I think I’m due for a beast of a blog. Rather, I’m due for a rant.

I woke up this morning to the sound of my alarm. Stephanie was asleep next to me with Lionel, the chubby stuffed lion she’s had since her chilhood, placed comfortably on top of her face. While Stephanie had Lionel, I had Wot–my only teddy bear, which I bought for myself last year after losing 10 pounds–lodged underneath my right arm . You might be asking, What 19-year-olds still sleep with stuffed animals? My answer to you is this: Back off. At least I’m comfortable enough to admit it.

Last night, Stephanie and I spent our late night hours in my basement, harmonizing our voices, laughing, and dancing like two college students ought to–like idiots. Stephanie brings out a piece of me that no one else can. The side that makes me believe I will always be young-at-heart and will always remember the ability to laugh at any and every situation.
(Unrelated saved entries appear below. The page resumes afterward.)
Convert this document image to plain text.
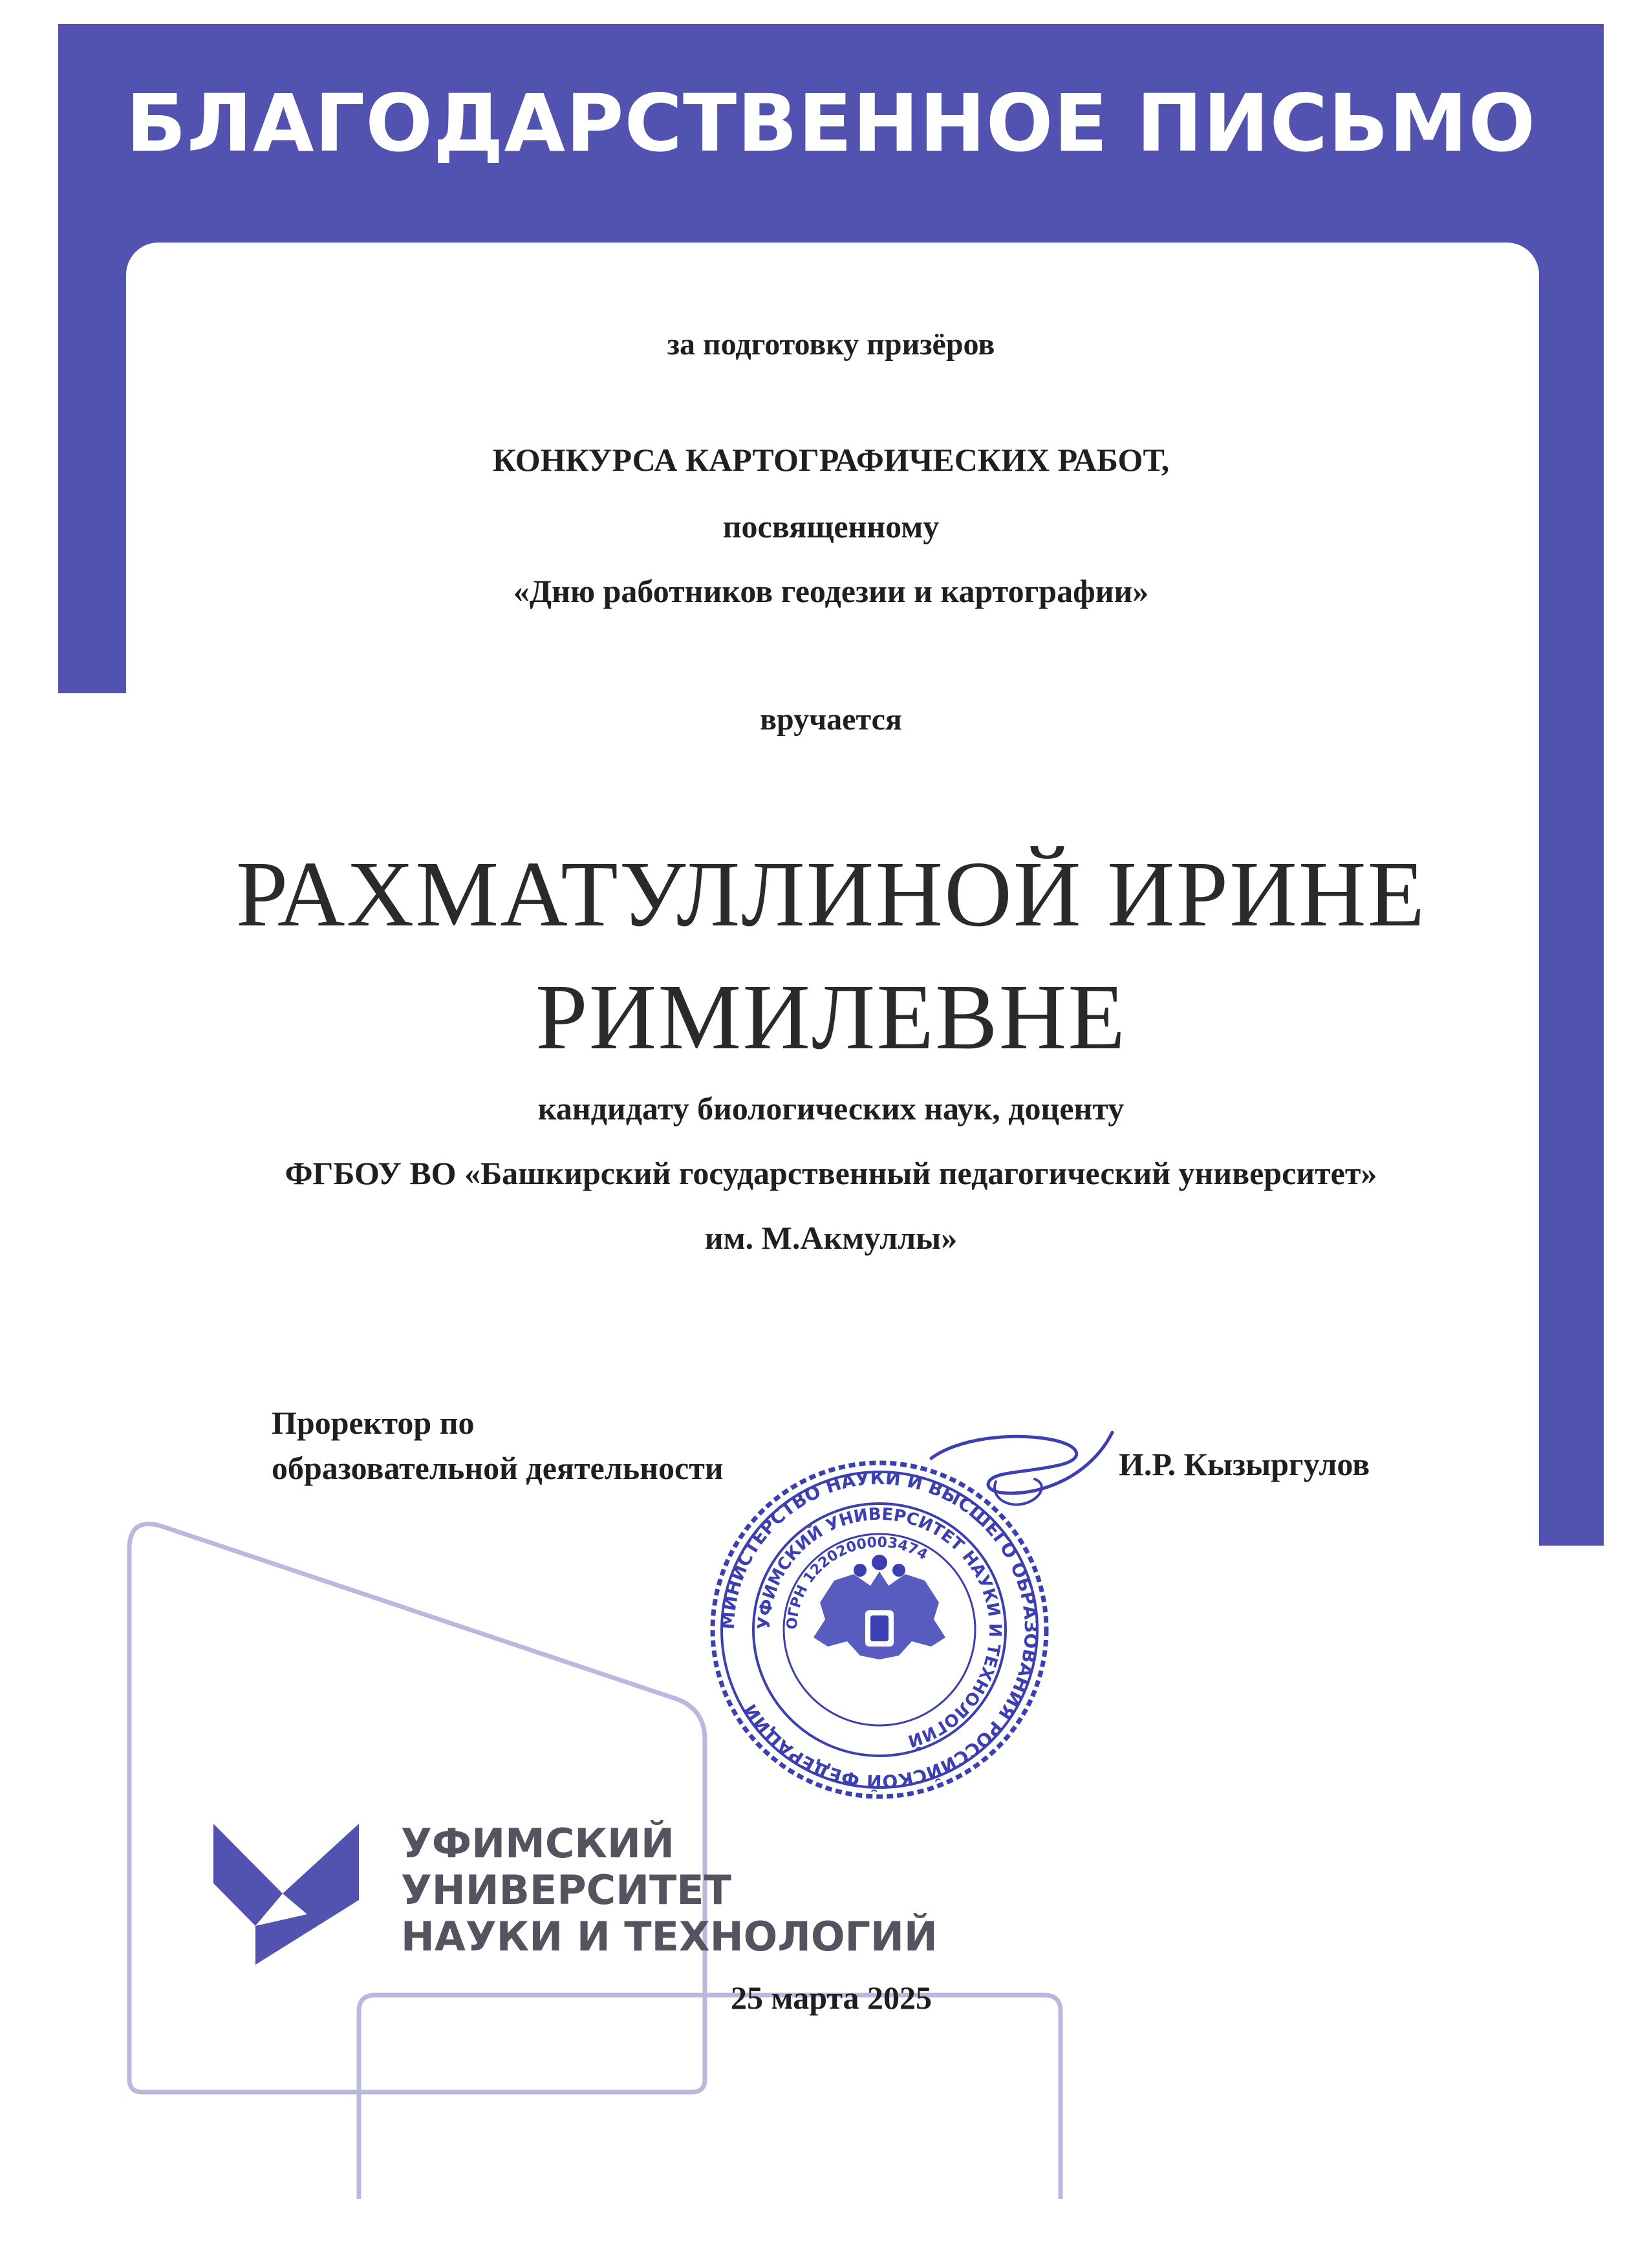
БЛАГОДАРСТВЕННОЕ ПИСЬМО

за подготовку призёров

КОНКУРСА КАРТОГРАФИЧЕСКИХ РАБОТ,

посвященному

«Дню работников геодезии и картографии»

вручается

РАХМАТУЛЛИНОЙ ИРИНЕ

РИМИЛЕВНЕ

кандидату биологических наук, доценту

ФГБОУ ВО «Башкирский государственный педагогический университет»

им. М.Акмуллы»

Проректор по
образовательной деятельности
МИНИСТЕРСТВО НАУКИ И ВЫСШЕГО ОБРАЗОВАНИЯ РОССИЙСКОЙ ФЕДЕРАЦИИ
УФИМСКИЙ УНИВЕРСИТЕТ НАУКИ И ТЕХНОЛОГИЙ
ОГРН 1220200003474

И.Р. Кызыргулов

УФИМСКИЙ
УНИВЕРСИТЕТ
НАУКИ И ТЕХНОЛОГИЙ

25 марта 2025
Something that should never be neglected–laughter.

I went to church this morning and Terry gave a talk about the willingness to start over. He referred to David and how he responded after being convicted by God. The talk was moving and I feel reassured in my faith. Sometimes I feel so low to the ground, it becomes nearly impossible to pick myself up. Then I hear things like this morning and I remember I don’t have to pick myself up. God carries me when I’ve fallen. I never have to be concerned with any of the burdens the world throws in my direction because God take those burdens upon Himself.

After leaving church, I called my friends in New Brunswick. As I listened to them all laugh and talk and joke with each other, I was thinking about how blessed I am to have found friends even in the farthest away place. I ask myself, How do I meet such awesome people? Why am I so blessed? What have I done to deserve to know these wonderful people? I honestly don’t know, but I know God has everything to do with it. Every last person there is so talented and intelligent and have offered so much to me in friendship, I wonder how I can repay them. Although, I have spent quite a sum on phone minutes… I suppose that is the best I can do for now.
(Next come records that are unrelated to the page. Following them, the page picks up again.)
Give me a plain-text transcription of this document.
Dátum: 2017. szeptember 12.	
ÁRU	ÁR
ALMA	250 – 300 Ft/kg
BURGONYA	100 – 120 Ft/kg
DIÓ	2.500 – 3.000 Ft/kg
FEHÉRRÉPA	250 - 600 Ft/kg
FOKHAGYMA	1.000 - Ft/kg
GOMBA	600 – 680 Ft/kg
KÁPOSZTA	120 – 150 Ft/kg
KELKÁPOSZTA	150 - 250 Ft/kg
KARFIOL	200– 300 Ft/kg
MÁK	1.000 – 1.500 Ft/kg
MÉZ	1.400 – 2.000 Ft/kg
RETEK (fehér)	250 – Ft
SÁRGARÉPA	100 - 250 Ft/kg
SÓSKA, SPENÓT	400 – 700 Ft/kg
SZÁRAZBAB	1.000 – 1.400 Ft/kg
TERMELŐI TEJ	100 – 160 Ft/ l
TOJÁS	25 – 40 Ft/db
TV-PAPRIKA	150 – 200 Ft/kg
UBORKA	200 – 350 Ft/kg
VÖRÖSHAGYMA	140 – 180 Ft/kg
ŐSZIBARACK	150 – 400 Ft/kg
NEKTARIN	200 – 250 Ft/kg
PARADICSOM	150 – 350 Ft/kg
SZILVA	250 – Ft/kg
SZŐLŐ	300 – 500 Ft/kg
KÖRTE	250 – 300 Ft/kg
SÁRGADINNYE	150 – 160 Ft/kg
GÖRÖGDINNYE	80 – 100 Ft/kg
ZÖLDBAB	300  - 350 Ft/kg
After taking my brother to his friend’s house (where they proceeded to ready themselves for a day on the snowy slopes), I went to the Alderwood Mall to look for a gift for Brent, Ryan’s younger brother. He went in for emergency open heart surgery earlier this week because his aeorta burst. When I arrived, I prayed to God for guidance about what to get him for a gift. I mean, what do you get someone who could have died and is now lying in bed, trying to mend? I walked through an entrance of the mall I had never taken before, entered The Bon, and I didn’t walk 10 steps before seeing the gift. A 365-day calendar with the most beautiful pictures of the most beautiful cars I’d ever seen. Does Brent like cars? I glance through the different pictures… Wait a tick–the kid’s a Wiedmaier–of course he likes cars! I left the gift on his dad’s doorstep along with a cheesy card. I only hope it will let him know that he has people thinking about and praying for him everyday. Again, I don’t know if it was the right thing to do for someone in that situation, but I did the best I could.

Now, I leave you. I have a date with my geology book and an online quiz. Wish me luck.